Pertunjukan teater Sayap-Sayap Proklamasi disutradarai Sulaiman Juned dan naskah ditulis Solehah Hazanah Nasution dipentaskan di Kawasan Desa Wisata, Kubu Gadang, Padang Panjang, diusung Komunitas Seni Kuflet pada Kamis, 12 Desember 2024. Foto Khozin
OLEH Edy Suisno (Akademisi dan Penonton Teater)
TIDAK mudah menyusun peristiwa menjadi satu rangkaian kisah di atas panggung, yang betapapun bersifat fragmentaris, tetapi tetap harus terbaca sebagai jalinan utuh, di mana masing-masing penggalan peristiwanya tetap dimaknai sebagai rajutan yang mempunyai relasi sangat erat. Terlebih, jika hal tersebut terhubung dengan figur yang berfungsi sebagai penentu dalam menggerakan cerita dan menempatkan sosoknya sebagai pusat perhatian. Tentu saja, bukan sekadar menjadikan figur tersebut sebagai pemantik setiap tahap ‘penuturan’, tapi juga mampu menjaga jalinan cerita agar berlangsung tanpa aksi-aksi ‘ekstravagan’, dan mampu memandu alur yang tengah berjalan agar tidak terkesan sebagai kumpulan peristiwa, dengan lalu lintas karakter yang impresinya sangat mungkin menjadi artifisial. Terlebih lagi, jika rentetan peristiwa tersebut dikaitkan dengan tonggak dalam sejarah (milestone) dan diharapkan menjadi kaleidoskop kebangsaan dan kemanusiaan penting, yang harus terkesan proporsional dan realistik di satu sisi, tetapi pada di sisi lain, harus terkesan ‘agung’ dan ‘monumental’.
Proses pertunjukan teater yang mengaktualisasi tokoh sejarah dan peristiwa sejarah, dengan demikian bukan persoalan sederhana atau bisa ‘sangat disederhanakan’. Ada emban visual yang harus menjaga proporsi penyajian agar tetap make sense. Sekalipun, sebagai karya seni, tetap membutuhkan proses ‘dramatisasi’ sebagai daya tarik tontonan. Ada emban reaktualisasi yang bisa menjebak dan berisiko ‘mengaburkan’, dan bahkan bisa berujung ‘mendangkalkan’. Dan emban-emban inilah, yang tampaknya tak mampu ditunaikan secara maksimal dalam pertunjukan Sayap-sayap Proklamasi, yang ditampilkan Komunitas Seni Kuflet, dengan sutradara Sulaiman Juned, lewat naskah yang ditulis Solehah Hazanah Nasution, dan dipentaskan di Kawasan Desa Wisata, Kubu Gadang, Padang Panjang, pada Kamis, 12 Desember 2024 malam.

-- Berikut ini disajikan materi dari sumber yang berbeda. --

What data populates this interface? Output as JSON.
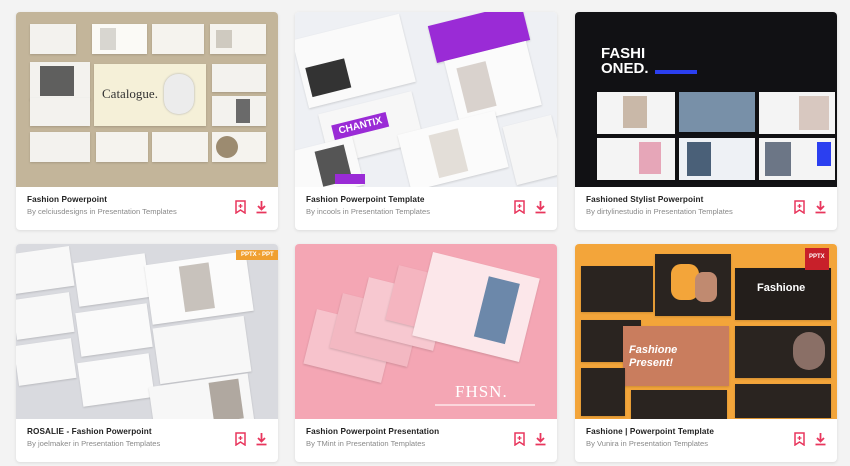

Pertunjukan Sayap-sayap Proklamasi merupakan salah satu karya teater sebagai rangkaian gelaran pementasan yang diinisiasi oleh Dirjen Kebudayaan melalui program Fasilitasi Bidang Kebudayaan (FBK), yang tahun ini, berusaha mengaktualisasikan kembali spirit perjuangan para Pahlawan Nasional. Dengan menempatkan perjuangan tokoh Mohammad Hatta sebagai lanskap utama dalam cerita, pertunjukan Sayap-sayap Proklamasi, sejatinya hendak menonjolkan pengemasan pentas sebagai kesatuan ‘seni pertunjukan’. Suatu pertunjukan teater yang merajut idiom-idiom pentas, yang oleh beberapa penggiat teater lazim disebut sebagai ‘teater musikal’. Sebuah sajian yang tidak hanya menonjolkan interaksi tokoh dalam kematangan seni peran sebagai spotlight satu-satunya, tetapi juga menghadirkan impresi pemanggungan lewat tarian, seni tutur, nyanyian dan penggunaan slide gambar maupun video sebagai penguat ilustrasi latar.

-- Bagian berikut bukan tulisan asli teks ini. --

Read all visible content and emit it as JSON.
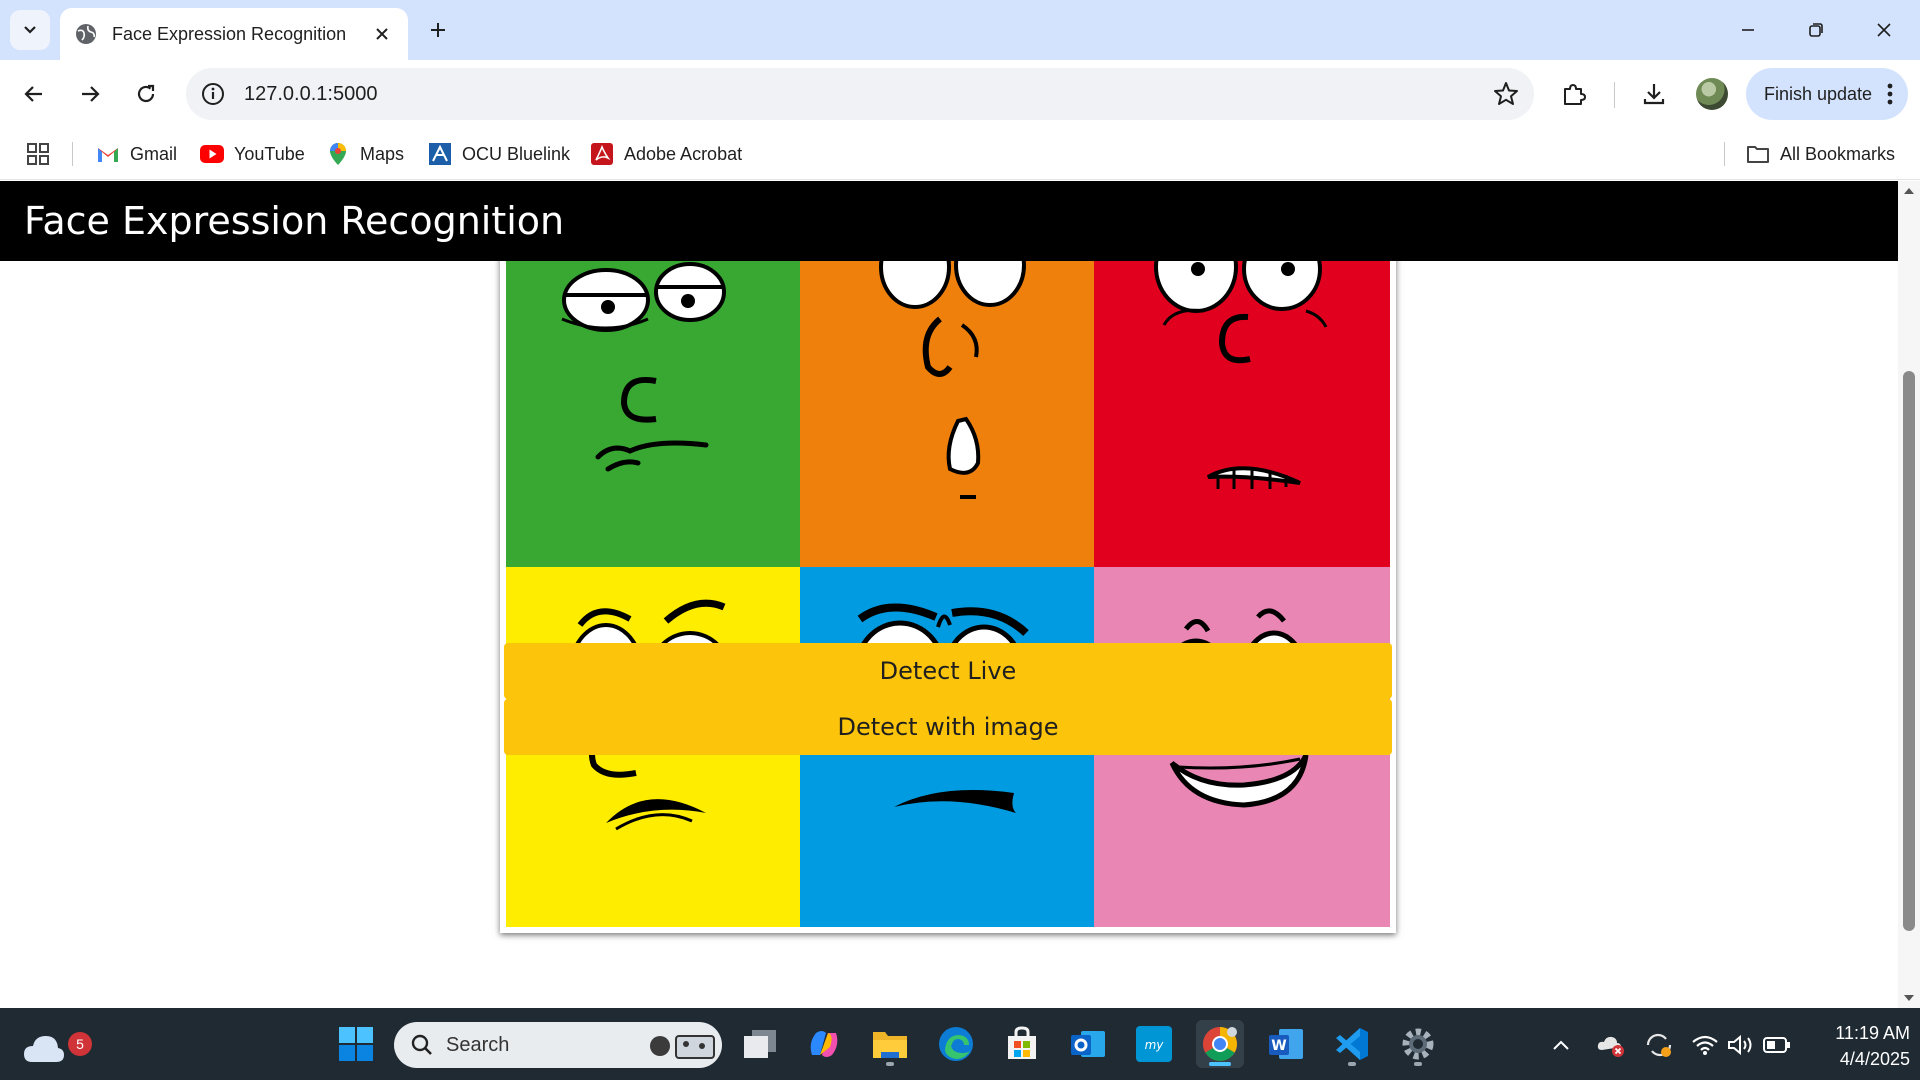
{
  "browser": {
    "tab_title": "Face Expression Recognition",
    "url": "127.0.0.1:5000",
    "finish_update_label": "Finish update",
    "bookmarks": [
      {
        "label": "Gmail"
      },
      {
        "label": "YouTube"
      },
      {
        "label": "Maps"
      },
      {
        "label": "OCU Bluelink"
      },
      {
        "label": "Adobe Acrobat"
      }
    ],
    "all_bookmarks_label": "All Bookmarks"
  },
  "page": {
    "header_title": "Face Expression Recognition",
    "faces": [
      {
        "color": "#38a832",
        "icon": "disgusted-face-icon"
      },
      {
        "color": "#f0800c",
        "icon": "surprised-face-icon"
      },
      {
        "color": "#e2001f",
        "icon": "fearful-face-icon"
      },
      {
        "color": "#ffed00",
        "icon": "annoyed-face-icon"
      },
      {
        "color": "#009be1",
        "icon": "sad-face-icon"
      },
      {
        "color": "#ea86b4",
        "icon": "happy-face-icon"
      }
    ],
    "buttons": {
      "detect_live": "Detect Live",
      "detect_image": "Detect with image"
    },
    "accent_color": "#fcc40a"
  },
  "taskbar": {
    "weather_badge": "5",
    "search_label": "Search",
    "time": "11:19 AM",
    "date": "4/4/2025"
  }
}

Pilihan konsep di atas, tentu saja bukanlah pilihan yang tanpa risiko. Pilihan konsep tersebut, tentu saja membutuhkan ikhtiar dalam menciptakan kepaduan pentas yang mampu bersenyawa menjadi kesatuan kuat, yang kemudian mewujud sebagai ‘seni baru’. Suatu ikhtiar yang bukan sekadar strategi untuk menjaga pertunjukan dari melemahnya konsentrasi dan intensitas perhatian penonton melalui pernik-pernik visual di atas panggung, tapi juga ‘satu kesatuan’ yang memberi ketajaman daya sentuh dan syukur-syukur: terciptannya sebuah kesan yang langgeng.

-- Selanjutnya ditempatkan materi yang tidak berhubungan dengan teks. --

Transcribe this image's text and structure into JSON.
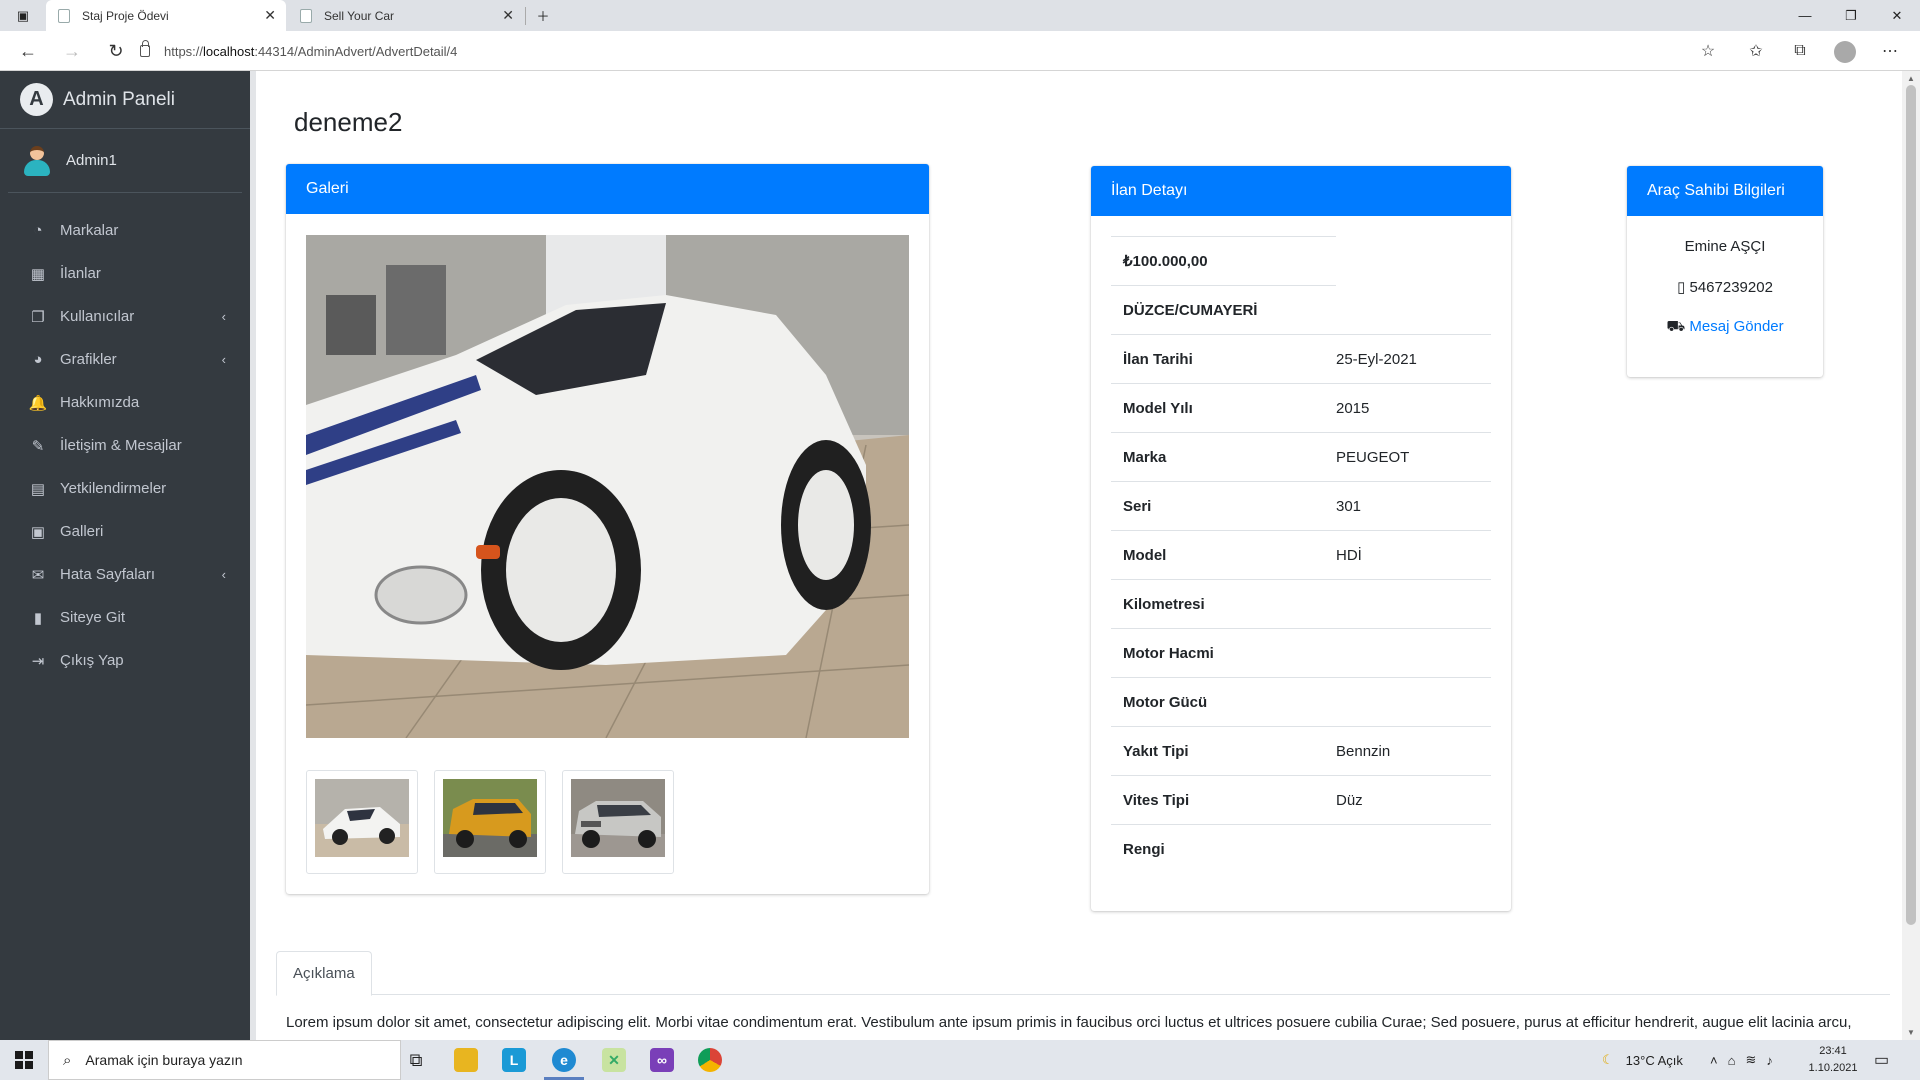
{
  "browser": {
    "tabs": [
      {
        "title": "Staj Proje Ödevi",
        "active": true
      },
      {
        "title": "Sell Your Car",
        "active": false
      }
    ],
    "url_prefix": "https://",
    "url_host": "localhost",
    "url_rest": ":44314/AdminAdvert/AdvertDetail/4"
  },
  "sidebar": {
    "brand": "Admin Paneli",
    "brand_letter": "A",
    "user": "Admin1",
    "items": [
      {
        "label": "Markalar",
        "icon": "tachometer-icon",
        "glyph": "◔",
        "submenu": false
      },
      {
        "label": "İlanlar",
        "icon": "grid-icon",
        "glyph": "▦",
        "submenu": false
      },
      {
        "label": "Kullanıcılar",
        "icon": "copy-icon",
        "glyph": "❐",
        "submenu": true
      },
      {
        "label": "Grafikler",
        "icon": "pie-chart-icon",
        "glyph": "◕",
        "submenu": true
      },
      {
        "label": "Hakkımızda",
        "icon": "bell-icon",
        "glyph": "🔔",
        "submenu": false
      },
      {
        "label": "İletişim & Mesajlar",
        "icon": "edit-icon",
        "glyph": "✎",
        "submenu": false
      },
      {
        "label": "Yetkilendirmeler",
        "icon": "calendar-icon",
        "glyph": "▤",
        "submenu": false
      },
      {
        "label": "Galleri",
        "icon": "image-icon",
        "glyph": "▣",
        "submenu": false
      },
      {
        "label": "Hata Sayfaları",
        "icon": "envelope-icon",
        "glyph": "✉",
        "submenu": true
      },
      {
        "label": "Siteye Git",
        "icon": "book-icon",
        "glyph": "▮",
        "submenu": false
      },
      {
        "label": "Çıkış Yap",
        "icon": "sign-out-icon",
        "glyph": "⇥",
        "submenu": false
      }
    ]
  },
  "page": {
    "title": "deneme2"
  },
  "gallery": {
    "header": "Galeri",
    "thumb_count": 3
  },
  "detail": {
    "header": "İlan Detayı",
    "price": "₺100.000,00",
    "location": "DÜZCE/CUMAYERİ",
    "rows": [
      {
        "key": "İlan Tarihi",
        "value": "25-Eyl-2021"
      },
      {
        "key": "Model Yılı",
        "value": "2015"
      },
      {
        "key": "Marka",
        "value": "PEUGEOT"
      },
      {
        "key": "Seri",
        "value": "301"
      },
      {
        "key": "Model",
        "value": "HDİ"
      },
      {
        "key": "Kilometresi",
        "value": ""
      },
      {
        "key": "Motor Hacmi",
        "value": ""
      },
      {
        "key": "Motor Gücü",
        "value": ""
      },
      {
        "key": "Yakıt Tipi",
        "value": "Bennzin"
      },
      {
        "key": "Vites Tipi",
        "value": "Düz"
      },
      {
        "key": "Rengi",
        "value": ""
      }
    ]
  },
  "owner": {
    "header": "Araç Sahibi Bilgileri",
    "name": "Emine AŞÇI",
    "phone": "5467239202",
    "message_link": "Mesaj Gönder"
  },
  "description": {
    "tab": "Açıklama",
    "text": "Lorem ipsum dolor sit amet, consectetur adipiscing elit. Morbi vitae condimentum erat. Vestibulum ante ipsum primis in faucibus orci luctus et ultrices posuere cubilia Curae; Sed posuere, purus at efficitur hendrerit, augue elit lacinia arcu,"
  },
  "taskbar": {
    "search_placeholder": "Aramak için buraya yazın",
    "weather": "13°C  Açık",
    "time": "23:41",
    "date": "1.10.2021"
  },
  "colors": {
    "accent": "#007bff",
    "sidebar_bg": "#343a40"
  }
}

Dari sinilah, terlihat tampilan Sayap-sayap Proklamasi di malam itu, masih sangat kedodoran dalam menciptakan kesatuan pentas. Bahkan, pengemasan pertunjukan yang dikreasi, seolah hanya menjadi rajutan yang disambung melalui pengulangan ruang gelap (black out) dengan audio rabab pasisie, yang mendendangkan penceritaan (berbahasa Indonesia) dengan format naratif dan informatif (bukan persuasif dan ekspositori) yang terkesan sangat ‘dipaksakan’. Begitu cepatnya pergantian pangadengan dalam penuturan cerita yang ditransisikan secara repetitif itu, seolah menutup alternatif pembagian panggung dalam satu space lebih, dan seolah menghapus celah (sama sekali) untuk diwujudkannya kreasi alur montage sebagai opsi penting dalam memantik dinamika pertunjukkan. Belum lagi rajutan ilustrasi musik dan tarian yang melanglang buana menuju tanah Hungaria lewat Hungarian Dance, yang dicipta tahun 1879 oleh Johannes Brahms, sampai ke gamelan gambang kromong, dengan tarian-tarian Betawi yang dikreasi ‘seadanya’. Sampai di sini, penulis pun jadi bertanya: apakah penanda-penanda musikal dan gerak itu relevan bagi terwujudnya zeitgeist yang harus dicerminkan dalam pertunjukan?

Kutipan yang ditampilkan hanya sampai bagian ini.